According to the bet, the somewhat spoiled, moody viscount must leave London and not use either his title or name. En route to Shropshire, Warrington is set upon by thieves and robbed of everything. Beaten and left for dead, he wakes up to find himself at the mercy of an angel, one Miss Antonia Richards.
An unappreciated governess, Antonia is quite unprepared for her attraction to the handsome stranger. Still, she helps him despite her employer’s disapproval. She is intrigued by his gentile manners and way of speaking and the way her heart beats faster whenever he is near.

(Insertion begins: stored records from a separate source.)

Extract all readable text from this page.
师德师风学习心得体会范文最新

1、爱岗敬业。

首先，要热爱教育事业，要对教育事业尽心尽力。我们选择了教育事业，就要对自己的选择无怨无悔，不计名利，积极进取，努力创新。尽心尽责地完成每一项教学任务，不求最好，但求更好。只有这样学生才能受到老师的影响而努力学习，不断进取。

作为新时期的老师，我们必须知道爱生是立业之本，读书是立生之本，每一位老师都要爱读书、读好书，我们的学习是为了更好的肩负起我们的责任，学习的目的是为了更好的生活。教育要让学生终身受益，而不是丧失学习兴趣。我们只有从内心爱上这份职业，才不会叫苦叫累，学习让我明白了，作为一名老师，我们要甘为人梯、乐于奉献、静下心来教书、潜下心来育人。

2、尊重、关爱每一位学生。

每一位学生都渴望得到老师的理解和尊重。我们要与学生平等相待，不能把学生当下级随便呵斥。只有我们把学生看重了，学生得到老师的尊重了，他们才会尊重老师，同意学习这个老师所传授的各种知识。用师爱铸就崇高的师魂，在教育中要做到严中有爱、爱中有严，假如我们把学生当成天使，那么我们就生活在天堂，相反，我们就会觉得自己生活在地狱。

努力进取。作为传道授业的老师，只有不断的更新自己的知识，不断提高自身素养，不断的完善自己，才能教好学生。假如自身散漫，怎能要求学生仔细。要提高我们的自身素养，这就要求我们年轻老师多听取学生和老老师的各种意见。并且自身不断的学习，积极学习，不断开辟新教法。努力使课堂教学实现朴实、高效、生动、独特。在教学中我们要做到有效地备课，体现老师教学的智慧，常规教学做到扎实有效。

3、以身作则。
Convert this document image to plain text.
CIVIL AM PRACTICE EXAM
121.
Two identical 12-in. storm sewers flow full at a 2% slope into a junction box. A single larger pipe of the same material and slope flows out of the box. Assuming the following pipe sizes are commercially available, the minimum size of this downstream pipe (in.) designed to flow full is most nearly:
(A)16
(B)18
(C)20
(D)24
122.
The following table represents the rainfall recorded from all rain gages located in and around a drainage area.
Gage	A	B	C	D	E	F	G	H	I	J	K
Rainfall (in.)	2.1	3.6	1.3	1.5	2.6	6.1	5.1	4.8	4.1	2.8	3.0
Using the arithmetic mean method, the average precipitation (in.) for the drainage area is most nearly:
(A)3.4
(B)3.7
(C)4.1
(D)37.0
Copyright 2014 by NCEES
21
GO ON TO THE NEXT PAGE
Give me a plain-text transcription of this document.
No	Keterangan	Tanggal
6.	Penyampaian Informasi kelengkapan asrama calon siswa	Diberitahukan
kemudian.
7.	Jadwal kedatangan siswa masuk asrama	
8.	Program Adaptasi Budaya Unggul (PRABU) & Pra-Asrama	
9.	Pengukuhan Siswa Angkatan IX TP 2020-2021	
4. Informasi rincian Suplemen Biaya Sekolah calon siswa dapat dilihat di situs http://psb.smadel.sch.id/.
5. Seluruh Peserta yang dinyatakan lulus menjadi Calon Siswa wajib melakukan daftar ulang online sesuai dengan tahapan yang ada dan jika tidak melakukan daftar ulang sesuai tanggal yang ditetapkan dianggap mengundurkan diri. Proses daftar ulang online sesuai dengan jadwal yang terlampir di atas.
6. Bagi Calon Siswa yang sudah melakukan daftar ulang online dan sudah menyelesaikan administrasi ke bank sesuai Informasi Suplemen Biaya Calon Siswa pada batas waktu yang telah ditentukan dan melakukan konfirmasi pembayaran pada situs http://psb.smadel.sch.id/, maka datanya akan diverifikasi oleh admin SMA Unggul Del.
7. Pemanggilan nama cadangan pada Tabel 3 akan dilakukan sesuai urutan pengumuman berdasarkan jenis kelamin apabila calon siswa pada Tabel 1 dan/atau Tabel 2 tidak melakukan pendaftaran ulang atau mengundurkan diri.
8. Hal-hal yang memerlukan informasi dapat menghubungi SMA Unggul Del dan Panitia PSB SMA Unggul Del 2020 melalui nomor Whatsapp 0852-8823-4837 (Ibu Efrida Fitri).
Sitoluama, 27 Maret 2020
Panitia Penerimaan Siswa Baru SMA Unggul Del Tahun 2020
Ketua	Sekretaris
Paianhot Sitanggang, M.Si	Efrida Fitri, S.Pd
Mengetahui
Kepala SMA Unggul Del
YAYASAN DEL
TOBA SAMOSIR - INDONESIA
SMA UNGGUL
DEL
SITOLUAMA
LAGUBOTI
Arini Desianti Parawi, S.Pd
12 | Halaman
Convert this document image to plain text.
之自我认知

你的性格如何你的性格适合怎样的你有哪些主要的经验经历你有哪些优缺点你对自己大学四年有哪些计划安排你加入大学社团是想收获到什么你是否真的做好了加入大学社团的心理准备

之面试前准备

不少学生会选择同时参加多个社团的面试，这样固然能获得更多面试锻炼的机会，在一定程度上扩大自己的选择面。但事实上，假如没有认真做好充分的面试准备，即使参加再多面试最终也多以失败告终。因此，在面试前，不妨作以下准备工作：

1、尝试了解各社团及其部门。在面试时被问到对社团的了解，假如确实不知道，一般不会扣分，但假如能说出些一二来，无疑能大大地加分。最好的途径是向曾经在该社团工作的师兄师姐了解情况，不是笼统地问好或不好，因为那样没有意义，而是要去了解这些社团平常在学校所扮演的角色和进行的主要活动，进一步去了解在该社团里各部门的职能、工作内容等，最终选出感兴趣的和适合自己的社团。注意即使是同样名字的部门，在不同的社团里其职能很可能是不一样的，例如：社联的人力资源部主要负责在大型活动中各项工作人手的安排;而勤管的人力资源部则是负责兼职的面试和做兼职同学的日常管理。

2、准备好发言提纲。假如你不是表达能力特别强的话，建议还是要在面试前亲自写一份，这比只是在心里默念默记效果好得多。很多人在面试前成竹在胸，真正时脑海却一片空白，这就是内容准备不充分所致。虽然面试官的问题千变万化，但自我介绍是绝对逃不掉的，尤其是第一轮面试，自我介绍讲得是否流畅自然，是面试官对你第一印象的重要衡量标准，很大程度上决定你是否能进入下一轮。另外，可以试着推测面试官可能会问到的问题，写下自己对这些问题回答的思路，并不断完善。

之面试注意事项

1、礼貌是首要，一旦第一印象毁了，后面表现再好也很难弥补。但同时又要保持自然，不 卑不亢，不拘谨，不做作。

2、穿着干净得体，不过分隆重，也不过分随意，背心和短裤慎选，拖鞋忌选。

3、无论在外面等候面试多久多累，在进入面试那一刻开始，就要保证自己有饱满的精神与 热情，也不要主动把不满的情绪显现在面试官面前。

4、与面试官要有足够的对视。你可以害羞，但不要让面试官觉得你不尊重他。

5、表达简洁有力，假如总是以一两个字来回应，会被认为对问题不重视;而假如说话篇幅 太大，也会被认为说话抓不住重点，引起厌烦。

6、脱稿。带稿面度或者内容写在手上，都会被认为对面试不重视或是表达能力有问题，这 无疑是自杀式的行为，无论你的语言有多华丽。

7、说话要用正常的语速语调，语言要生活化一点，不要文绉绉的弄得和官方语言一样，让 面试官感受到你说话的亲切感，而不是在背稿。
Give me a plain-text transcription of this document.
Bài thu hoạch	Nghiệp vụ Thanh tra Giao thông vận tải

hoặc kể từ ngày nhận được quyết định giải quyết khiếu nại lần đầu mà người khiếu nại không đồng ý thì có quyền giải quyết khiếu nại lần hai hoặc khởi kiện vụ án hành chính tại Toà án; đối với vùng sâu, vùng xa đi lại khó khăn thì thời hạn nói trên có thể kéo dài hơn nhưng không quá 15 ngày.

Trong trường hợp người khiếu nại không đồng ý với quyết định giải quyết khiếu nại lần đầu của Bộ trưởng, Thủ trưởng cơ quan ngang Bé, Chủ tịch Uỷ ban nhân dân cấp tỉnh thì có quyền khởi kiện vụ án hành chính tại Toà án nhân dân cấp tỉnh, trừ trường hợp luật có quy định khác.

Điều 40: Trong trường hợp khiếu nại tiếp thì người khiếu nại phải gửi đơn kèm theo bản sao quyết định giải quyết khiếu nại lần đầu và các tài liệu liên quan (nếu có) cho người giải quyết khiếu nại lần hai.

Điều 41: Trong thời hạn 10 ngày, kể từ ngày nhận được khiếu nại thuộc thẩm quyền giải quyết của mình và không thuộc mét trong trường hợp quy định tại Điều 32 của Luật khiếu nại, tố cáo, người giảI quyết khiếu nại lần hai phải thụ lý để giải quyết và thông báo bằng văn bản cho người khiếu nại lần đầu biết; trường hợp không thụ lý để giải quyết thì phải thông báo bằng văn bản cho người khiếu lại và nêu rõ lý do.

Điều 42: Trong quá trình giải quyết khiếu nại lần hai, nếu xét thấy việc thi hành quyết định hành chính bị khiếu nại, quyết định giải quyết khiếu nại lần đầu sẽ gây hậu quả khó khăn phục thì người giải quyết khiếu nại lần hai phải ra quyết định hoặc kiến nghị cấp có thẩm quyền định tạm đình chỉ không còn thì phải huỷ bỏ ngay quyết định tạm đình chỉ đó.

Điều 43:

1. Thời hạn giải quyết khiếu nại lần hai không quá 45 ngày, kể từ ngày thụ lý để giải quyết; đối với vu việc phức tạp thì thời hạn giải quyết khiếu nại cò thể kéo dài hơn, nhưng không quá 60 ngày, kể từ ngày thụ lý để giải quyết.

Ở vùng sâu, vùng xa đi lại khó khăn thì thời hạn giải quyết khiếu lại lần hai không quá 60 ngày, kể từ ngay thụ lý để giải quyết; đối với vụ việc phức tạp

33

Warrington accepts a position in the stables, where his refined personality soon earns him the nickname “Gentleman Jack.” Every day spent near Antonia increases his attraction to her. Even though he must hide his identity from her, he cannot hide the passion he feels in his heart
Gentleman Jack lacks some of the wit and humor commonly found in Regency Romances, but Warrington’s transformation from spoiled snob to likeable hero was believable. His determination to marry Antonia despite his parents’ misgivings makes it easy to over look what few flaws he has. On the other hand, Antonia is somewhat flat as a character. Auditioning to join the circus wouldn’t inject any life into her. Passion is a rare emotion for her. Even when she discovers Jack’s true identity her mood barely rises above grim. As for the rest of the characters, they’re entertaining, but fairly two dimensional, serving only as villains or fools. Warrington is the only character with much depth, and he somewhat makes up for the rest of the cast.
In addition to the flatness of most of the characters, there were other problems as well. One was Summerville’s constant reference to Warrington by his title or as “the viscount” even when he was supposed to be in disguise. It was very confusing and a little annoying when Antonia would look in and see “the viscount” sleeping, especially since she thought he was just some poor man. Another problem came in the form of the rushed ending. Warrington and Antonia resolved everything very quickly and neatly, especially for two characters who hadn’t seen each other for a while, and all loose ends were neatly wrapped up in an epilogue.
If you make it a point to read every Regency Romance you find, I imagine you’ll want to read Gentleman Jack. While a fast-paced read, it’s lacking in character development. Sometimes a terrific hero or heroine can make up for a so-so mate, but Antonia simply drags this book down. You’d be better off spending your money elsewhere.